Nicht übersehen werden dürfen jedoch auch die Risiken: Die Momentum-Strategie basiert auf der Annahme, dass ein erfolgreicher Aktienwert so lange weiter im Kurs steigt, solange der Trend nicht eindeutig gebrochen wird. Kommt es an der Börse aber zu einem allgemeinen Rückschlag, sind es oft gerade die zuvor besonders erfolgreichen Werte, die jetzt stark unter Druck geraten. Die Strategie eignet sich daher vorrangig in Zeiten stagnierender oder steigender Kurse, in einer Baisse kann sie indes gefährlich werden. Nachteilig ist zudem der vergleichsweise große Zeitaufwand und schließlich müssen auch die Gebühren im Fall häufiger Depotumschichtungen bedacht werden. Experten raten daher zu einem eher selektiven Handel, bei dem nur solche Papiere zum Kauf ausgewählt werden, die zu den besten 5% bis 10% der Rangliste zählen.

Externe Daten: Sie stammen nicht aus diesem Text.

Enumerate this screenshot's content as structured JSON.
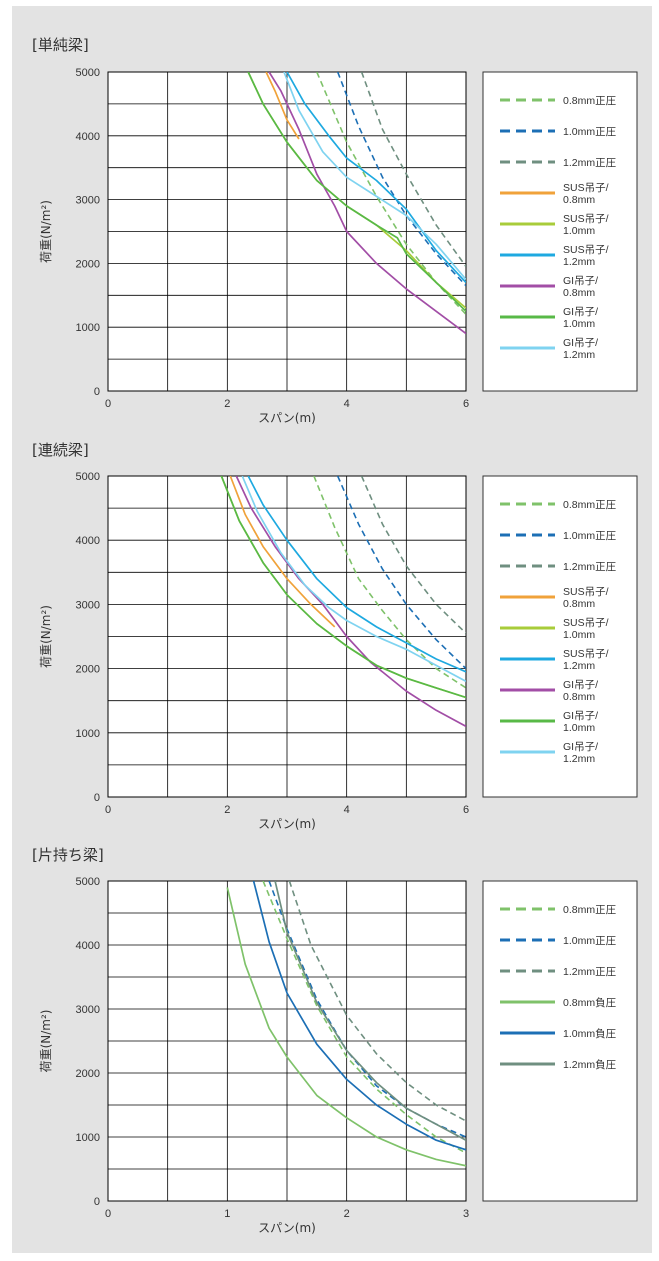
{
  "chart_data": [
    {
      "type": "line",
      "title": "[単純梁]",
      "xlabel": "スパン(m)",
      "ylabel": "荷重(N/m²)",
      "xlim": [
        0,
        6
      ],
      "ylim": [
        0,
        5000
      ],
      "xticks": [
        0,
        2,
        4,
        6
      ],
      "yticks": [
        0,
        1000,
        2000,
        3000,
        4000,
        5000
      ],
      "x_grid_step": 1,
      "y_grid_step": 500,
      "legend_position": "right",
      "series": [
        {
          "name": "0.8mm正圧",
          "color": "#7fc26a",
          "dash": true,
          "x": [
            3.5,
            4.0,
            4.5,
            5.0,
            5.5,
            6.0
          ],
          "y": [
            5000,
            3900,
            3050,
            2300,
            1700,
            1200
          ]
        },
        {
          "name": "1.0mm正圧",
          "color": "#1c6fb5",
          "dash": true,
          "x": [
            3.85,
            4.2,
            4.6,
            5.0,
            5.5,
            6.0
          ],
          "y": [
            5000,
            4150,
            3350,
            2750,
            2150,
            1650
          ]
        },
        {
          "name": "1.2mm正圧",
          "color": "#6f8f80",
          "dash": true,
          "x": [
            4.25,
            4.6,
            5.0,
            5.5,
            6.0
          ],
          "y": [
            5000,
            4100,
            3400,
            2600,
            1950
          ]
        },
        {
          "name": "SUS吊子/0.8mm",
          "color": "#f0a23a",
          "dash": false,
          "x": [
            2.65,
            2.8,
            3.0,
            3.2
          ],
          "y": [
            5000,
            4700,
            4250,
            3950
          ]
        },
        {
          "name": "SUS吊子/1.0mm",
          "color": "#a8cc3a",
          "dash": false,
          "x": [
            2.35,
            2.6,
            3.0,
            3.5,
            4.0,
            4.5,
            5.0,
            5.5,
            6.0
          ],
          "y": [
            5000,
            4500,
            3900,
            3300,
            2900,
            2600,
            2200,
            1700,
            1300
          ]
        },
        {
          "name": "SUS吊子/1.2mm",
          "color": "#1ea9e0",
          "dash": false,
          "x": [
            3.0,
            3.3,
            3.7,
            4.0,
            4.5,
            5.0,
            5.5,
            6.0
          ],
          "y": [
            5000,
            4500,
            4000,
            3650,
            3300,
            2850,
            2200,
            1700
          ]
        },
        {
          "name": "GI吊子/0.8mm",
          "color": "#a24ea6",
          "dash": false,
          "x": [
            2.7,
            2.9,
            3.2,
            3.5,
            3.8,
            4.0,
            4.5,
            5.0,
            5.5,
            6.0
          ],
          "y": [
            5000,
            4700,
            4100,
            3400,
            2900,
            2500,
            2000,
            1600,
            1250,
            900
          ]
        },
        {
          "name": "GI吊子/1.0mm",
          "color": "#58b947",
          "dash": false,
          "x": [
            2.35,
            2.6,
            3.0,
            3.5,
            4.0,
            4.5,
            4.85,
            5.0,
            5.5,
            6.0
          ],
          "y": [
            5000,
            4500,
            3900,
            3300,
            2900,
            2600,
            2400,
            2150,
            1700,
            1250
          ]
        },
        {
          "name": "GI吊子/1.2mm",
          "color": "#7fd3f0",
          "dash": false,
          "x": [
            2.95,
            3.2,
            3.6,
            4.0,
            4.5,
            5.0,
            5.5,
            6.0
          ],
          "y": [
            5000,
            4400,
            3750,
            3350,
            3050,
            2750,
            2300,
            1750
          ]
        }
      ]
    },
    {
      "type": "line",
      "title": "[連続梁]",
      "xlabel": "スパン(m)",
      "ylabel": "荷重(N/m²)",
      "xlim": [
        0,
        6
      ],
      "ylim": [
        0,
        5000
      ],
      "xticks": [
        0,
        2,
        4,
        6
      ],
      "yticks": [
        0,
        1000,
        2000,
        3000,
        4000,
        5000
      ],
      "x_grid_step": 1,
      "y_grid_step": 500,
      "legend_position": "right",
      "series": [
        {
          "name": "0.8mm正圧",
          "color": "#7fc26a",
          "dash": true,
          "x": [
            3.45,
            3.8,
            4.2,
            4.6,
            5.0,
            5.5,
            6.0
          ],
          "y": [
            5000,
            4200,
            3400,
            2900,
            2450,
            2000,
            1700
          ]
        },
        {
          "name": "1.0mm正圧",
          "color": "#1c6fb5",
          "dash": true,
          "x": [
            3.85,
            4.2,
            4.6,
            5.0,
            5.5,
            6.0
          ],
          "y": [
            5000,
            4250,
            3550,
            3000,
            2450,
            2000
          ]
        },
        {
          "name": "1.2mm正圧",
          "color": "#6f8f80",
          "dash": true,
          "x": [
            4.25,
            4.6,
            5.0,
            5.5,
            6.0
          ],
          "y": [
            5000,
            4250,
            3600,
            3000,
            2550
          ]
        },
        {
          "name": "SUS吊子/0.8mm",
          "color": "#f0a23a",
          "dash": false,
          "x": [
            2.05,
            2.3,
            2.6,
            3.0,
            3.4,
            3.8
          ],
          "y": [
            5000,
            4400,
            3900,
            3400,
            3000,
            2650
          ]
        },
        {
          "name": "SUS吊子/1.0mm",
          "color": "#a8cc3a",
          "dash": false,
          "x": [
            1.9,
            2.2,
            2.6,
            3.0,
            3.5,
            4.0,
            4.5,
            5.0,
            5.5,
            6.0
          ],
          "y": [
            5000,
            4300,
            3650,
            3150,
            2700,
            2350,
            2050,
            1850,
            1700,
            1550
          ]
        },
        {
          "name": "SUS吊子/1.2mm",
          "color": "#1ea9e0",
          "dash": false,
          "x": [
            2.35,
            2.6,
            3.0,
            3.5,
            4.0,
            4.5,
            5.0,
            5.5,
            6.0
          ],
          "y": [
            5000,
            4550,
            4000,
            3400,
            2950,
            2650,
            2400,
            2150,
            1950
          ]
        },
        {
          "name": "GI吊子/0.8mm",
          "color": "#a24ea6",
          "dash": false,
          "x": [
            2.15,
            2.4,
            2.8,
            3.2,
            3.6,
            4.0,
            4.4,
            5.0,
            5.5,
            6.0
          ],
          "y": [
            5000,
            4500,
            3900,
            3400,
            3000,
            2500,
            2100,
            1650,
            1350,
            1100
          ]
        },
        {
          "name": "GI吊子/1.0mm",
          "color": "#58b947",
          "dash": false,
          "x": [
            1.9,
            2.2,
            2.6,
            3.0,
            3.5,
            4.0,
            4.5,
            5.0,
            5.5,
            6.0
          ],
          "y": [
            5000,
            4300,
            3650,
            3150,
            2700,
            2350,
            2050,
            1850,
            1700,
            1550
          ]
        },
        {
          "name": "GI吊子/1.2mm",
          "color": "#7fd3f0",
          "dash": false,
          "x": [
            2.25,
            2.5,
            2.9,
            3.3,
            3.7,
            4.0,
            4.5,
            5.0,
            5.5,
            6.0
          ],
          "y": [
            5000,
            4450,
            3800,
            3300,
            2950,
            2750,
            2500,
            2300,
            2050,
            1800
          ]
        }
      ]
    },
    {
      "type": "line",
      "title": "[片持ち梁]",
      "xlabel": "スパン(m)",
      "ylabel": "荷重(N/m²)",
      "xlim": [
        0,
        3
      ],
      "ylim": [
        0,
        5000
      ],
      "xticks": [
        0,
        1,
        2,
        3
      ],
      "yticks": [
        0,
        1000,
        2000,
        3000,
        4000,
        5000
      ],
      "x_grid_step": 0.5,
      "y_grid_step": 500,
      "legend_position": "right",
      "series": [
        {
          "name": "0.8mm正圧",
          "color": "#7fc26a",
          "dash": true,
          "x": [
            1.3,
            1.5,
            1.75,
            2.0,
            2.25,
            2.5,
            2.75,
            3.0
          ],
          "y": [
            5000,
            4100,
            3050,
            2250,
            1750,
            1350,
            1000,
            750
          ]
        },
        {
          "name": "1.0mm正圧",
          "color": "#1c6fb5",
          "dash": true,
          "x": [
            1.35,
            1.5,
            1.75,
            2.0,
            2.25,
            2.5,
            2.75,
            3.0
          ],
          "y": [
            5000,
            4250,
            3150,
            2350,
            1800,
            1450,
            1200,
            1000
          ]
        },
        {
          "name": "1.2mm正圧",
          "color": "#6f8f80",
          "dash": true,
          "x": [
            1.52,
            1.7,
            2.0,
            2.25,
            2.5,
            2.75,
            3.0
          ],
          "y": [
            5000,
            4000,
            2900,
            2300,
            1850,
            1500,
            1250
          ]
        },
        {
          "name": "0.8mm負圧",
          "color": "#7fc26a",
          "dash": false,
          "x": [
            1.0,
            1.15,
            1.35,
            1.5,
            1.75,
            2.0,
            2.25,
            2.5,
            2.75,
            3.0
          ],
          "y": [
            4900,
            3700,
            2700,
            2250,
            1650,
            1300,
            1000,
            800,
            650,
            550
          ]
        },
        {
          "name": "1.0mm負圧",
          "color": "#1c6fb5",
          "dash": false,
          "x": [
            1.22,
            1.35,
            1.5,
            1.75,
            2.0,
            2.25,
            2.5,
            2.75,
            3.0
          ],
          "y": [
            5000,
            4050,
            3250,
            2450,
            1900,
            1500,
            1200,
            950,
            800
          ]
        },
        {
          "name": "1.2mm負圧",
          "color": "#6f8f80",
          "dash": false,
          "x": [
            1.4,
            1.5,
            1.75,
            2.0,
            2.25,
            2.5,
            2.75,
            3.0
          ],
          "y": [
            5000,
            4200,
            3100,
            2350,
            1850,
            1450,
            1200,
            950
          ]
        }
      ]
    }
  ]
}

Auch der Analysezeitraum spielt eine Rolle: Basieren die Berechnungen z.B. nur auf 5, 20 oder 50 Tagen, werden Depotumschichtungen schneller erforderlich als bei einer RSL-Basis von 200 bis 250 Tagen. Dafür sind die Risiken eines zu spät erkannten Trendumschwungs jedoch im langfristigen Bereich wesentlich größer, denn schließlich können sich auch angeschlagene, aber zuvor sehr erfolgreiche Werte meist noch eine gewisse Zeit in der Spitzengruppe halten.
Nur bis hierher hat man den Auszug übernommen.